To the best of our knowledge, there is no previous report on differentiating TB and LC using CT radiomics. Our findings indicated the diagnostic value of peritumoral regions that have a dilation distance of approximately 4 mm outside the lesions. From the peritumoral area, 1967 imaging features were extracted. A radiomics signature was obtained using the LASSO algorithm by reducing high-dimensional and overfitting data[19]. The constructed nomogram model exhibited favorable discrimination of TB and LC, with AUCs of 0.914 and 0.900 in the training and validation groups, respectively. In addition, good sensitivity and specificity were also obtained, which revealed the low misdiagnosis rate and missed diagnosis rates of our model. The calibration of the present nomogram model was confirmed by calibration-curve-based analysis, which revealed excellent agreement with the actual outcome. To further evaluate whether our nomogram-assisted diagnosis method improved patient outcomes, the clinical usefulness of the model was assessed by DCA, which quantified net benefits for a range of threshold probabilities in the training and validation cohorts. If radiologists use the proposed radiomics nomogram model for differentiating TB and LC, they need first to manually segment the lesions in the CT thoracic images for each patient, and calculate the probabilities of TB or LC based on the nomogram model. Then, the radiologists could consider the clinical information, calculate the probabilities for these patients, and accordingly make a comprehensive decision on medical treatment.

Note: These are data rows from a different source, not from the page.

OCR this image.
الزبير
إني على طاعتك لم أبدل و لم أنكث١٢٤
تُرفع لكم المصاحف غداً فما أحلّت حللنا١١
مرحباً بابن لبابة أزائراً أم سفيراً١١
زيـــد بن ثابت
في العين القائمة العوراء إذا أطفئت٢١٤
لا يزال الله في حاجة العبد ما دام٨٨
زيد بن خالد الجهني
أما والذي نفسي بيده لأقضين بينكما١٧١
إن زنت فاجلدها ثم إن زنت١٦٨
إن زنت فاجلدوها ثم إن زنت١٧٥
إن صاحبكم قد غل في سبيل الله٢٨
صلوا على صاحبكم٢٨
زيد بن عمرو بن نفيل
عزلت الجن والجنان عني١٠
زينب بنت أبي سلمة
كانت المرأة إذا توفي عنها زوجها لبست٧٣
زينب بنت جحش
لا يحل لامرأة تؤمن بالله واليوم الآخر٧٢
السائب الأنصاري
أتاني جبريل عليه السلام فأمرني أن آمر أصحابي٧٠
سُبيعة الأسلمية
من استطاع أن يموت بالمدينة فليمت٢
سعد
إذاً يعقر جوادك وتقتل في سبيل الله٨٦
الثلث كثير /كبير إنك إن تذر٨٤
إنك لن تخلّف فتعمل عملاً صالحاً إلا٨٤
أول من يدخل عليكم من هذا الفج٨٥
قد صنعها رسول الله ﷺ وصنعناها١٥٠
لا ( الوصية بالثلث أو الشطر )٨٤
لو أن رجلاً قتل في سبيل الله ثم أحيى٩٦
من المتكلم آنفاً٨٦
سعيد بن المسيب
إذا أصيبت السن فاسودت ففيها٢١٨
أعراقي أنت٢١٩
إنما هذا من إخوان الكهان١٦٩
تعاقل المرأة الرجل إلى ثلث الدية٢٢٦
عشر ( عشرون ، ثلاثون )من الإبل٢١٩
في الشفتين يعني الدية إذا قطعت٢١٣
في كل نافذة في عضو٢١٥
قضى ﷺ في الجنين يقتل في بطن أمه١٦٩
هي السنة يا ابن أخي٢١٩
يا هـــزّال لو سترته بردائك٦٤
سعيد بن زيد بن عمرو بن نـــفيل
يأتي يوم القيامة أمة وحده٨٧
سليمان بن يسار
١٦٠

There are a few limitations in the present study. First, all CT data were obtained from a single hospital, which may be inherently biased. Second, only CT images were used to perform the radiomics analyses. Clinical parameters should be incorporated in future studies[29]. Third, the ROIs in each image were manually segmented, which is time-consuming. We found a recent study that developed a 3D U-net algorithm for lesion segmentation in CT thoracic images[21]. This enlightened us to explore automatic segmentation and classification methods in future studies.

CONCLUSION

The radiomic methods for differentiating LC and TB using CT thoracic images are presented in this study. The established nomogram model exhibited favorable classification performance, indicating its potential as an assisting tool in future clinical applications.

ARTICLE HIGHLIGHTS

Research background

Pulmonary tuberculosis (TB) and lung cancer (LC) are common pulmonary diseases with high incidence and similar symptoms, which may be misdiagnosed by radiologists, thus delaying the best treatment opportunity for patients.

Research motivation

Due to the radiological similarities of TB and LC, even highly trained radiologists relying on computed tomography (CT) data are often prone to misdiagnosis, or missed diagnosis. Therefore, the determination of TB or LC is based on histopathological analysis, such as invasive biopsy, with the associated inherent risk of these invasive procedures. Thus, noninvasive and computer-aided alternatives are required to improve the discrimination of TB and LC.

Research objectives

This study aimed to develop and validate radiomic methods for distinguishing pulmonary TB from LC based on CT images.

Research methods

Radiomics features were extracted and selected from the CT images to establish a logistic regression model. A radiomics nomogram model was constructed, with the receiver operating characteristic, decision and calibration curves plotted to evaluate the discriminative performance.

Research results

This study found that radiomics features extracted from the lesion with 4 mm radial dilation distances outside the lesion showed the best discriminative performance. The radiomics nomogram model exhibited good discrimination performance, and decision curve analysis revealed that the constructed nomogram had clinical usefulness.

Research conclusions

The proposed radiomic methods can be used as noninvasive tools for differentiating TB and LC based on preoperative CT data.

Research perspectives

This study confirms the predictive performance of our proposed radiomics model. In the future, multimodal data combined with deep learning characteristics are desirable.